Dahnil pun mengungkapkan para jamaah yang menjadi korban pungli tersebut ketika akan safari wukuf justru uangnya dititipkan kepada petugas haji. “Namun kemudian ketika mau safari wukuf, ya dititipkan kepada panitia, panitia dalam hal ini adalah petugas haji," ujarnya.
Lebih lanjut, Dahnil menyoroti kasus-kasus jamaah lanjut usia yang sangat rentan secara fisik dan ekonomi, namun masih menjadi objek eksploitasi. Dia mencontohkan kisah Pak Satori dan Bu Salbiah, dua jamaah yang harus mengorbankan harta benda demi bisa berhaji.

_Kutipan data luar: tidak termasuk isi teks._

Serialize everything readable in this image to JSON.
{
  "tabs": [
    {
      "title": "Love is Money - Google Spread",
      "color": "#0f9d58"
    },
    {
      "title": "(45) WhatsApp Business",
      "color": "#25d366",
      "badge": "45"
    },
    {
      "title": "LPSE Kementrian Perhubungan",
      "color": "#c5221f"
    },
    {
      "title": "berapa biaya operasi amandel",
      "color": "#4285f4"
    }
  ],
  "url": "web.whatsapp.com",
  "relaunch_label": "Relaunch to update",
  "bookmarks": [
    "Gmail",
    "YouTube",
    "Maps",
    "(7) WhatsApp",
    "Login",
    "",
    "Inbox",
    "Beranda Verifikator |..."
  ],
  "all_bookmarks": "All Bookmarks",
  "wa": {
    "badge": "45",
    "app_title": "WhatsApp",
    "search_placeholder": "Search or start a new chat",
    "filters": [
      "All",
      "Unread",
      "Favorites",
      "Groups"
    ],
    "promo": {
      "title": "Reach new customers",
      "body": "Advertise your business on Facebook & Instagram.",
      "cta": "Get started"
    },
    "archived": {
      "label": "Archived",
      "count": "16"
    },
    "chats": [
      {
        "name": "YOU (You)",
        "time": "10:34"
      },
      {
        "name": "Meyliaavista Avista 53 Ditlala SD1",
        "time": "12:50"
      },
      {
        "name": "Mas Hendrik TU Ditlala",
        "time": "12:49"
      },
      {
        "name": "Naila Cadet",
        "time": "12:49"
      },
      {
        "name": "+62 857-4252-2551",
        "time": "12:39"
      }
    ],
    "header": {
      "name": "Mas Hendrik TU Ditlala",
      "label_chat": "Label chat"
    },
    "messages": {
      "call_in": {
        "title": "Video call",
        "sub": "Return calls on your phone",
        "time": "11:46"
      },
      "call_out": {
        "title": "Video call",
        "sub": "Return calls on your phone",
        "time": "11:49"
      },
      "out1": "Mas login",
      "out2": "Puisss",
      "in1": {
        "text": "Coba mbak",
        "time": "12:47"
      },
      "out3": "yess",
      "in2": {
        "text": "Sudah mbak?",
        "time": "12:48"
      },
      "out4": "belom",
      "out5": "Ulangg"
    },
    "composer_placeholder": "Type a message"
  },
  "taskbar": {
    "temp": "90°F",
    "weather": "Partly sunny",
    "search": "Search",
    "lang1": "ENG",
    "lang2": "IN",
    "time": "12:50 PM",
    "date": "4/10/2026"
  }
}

“Nah kalau Anda perhatikan saya ada beberapa jamaah haji kita yang sudah sepuh, ada yang 105 tahun, 95 tahun. Ada satu jamaah haji misalnya, ada Pak Satori. Pak Satori ini petani, jual sawah tahun 2005 untuk daftar haji. Daftar haji 105 juta. Kemudian dibayarkan ke daftar haji, kemudian baru berangkat 2025 ini,” katanya.
Dahnil mengecam keras segala bentuk penyalahgunaan wewenang oleh petugas yang seharusnya melayani jemaah dengan empati dan integritas. “Yang Anda layani itu Pak Satori. Bu Salbiah, yang anda layani itu orang-orang yang untuk naik haji mereka menjual aset mereka, harta mereka. Tapi kalau kemudian masih ada yang melakukan pungli, kemudian menjadikan mereka komoditi atas nama agama," tuturnya.
Dia menambahkan, praktik-praktik seperti ini akan menjadi catatan khusus BP Haji dalam merancang sistem pengawasan dan transparansi yang lebih ketat untuk musim haji 2026.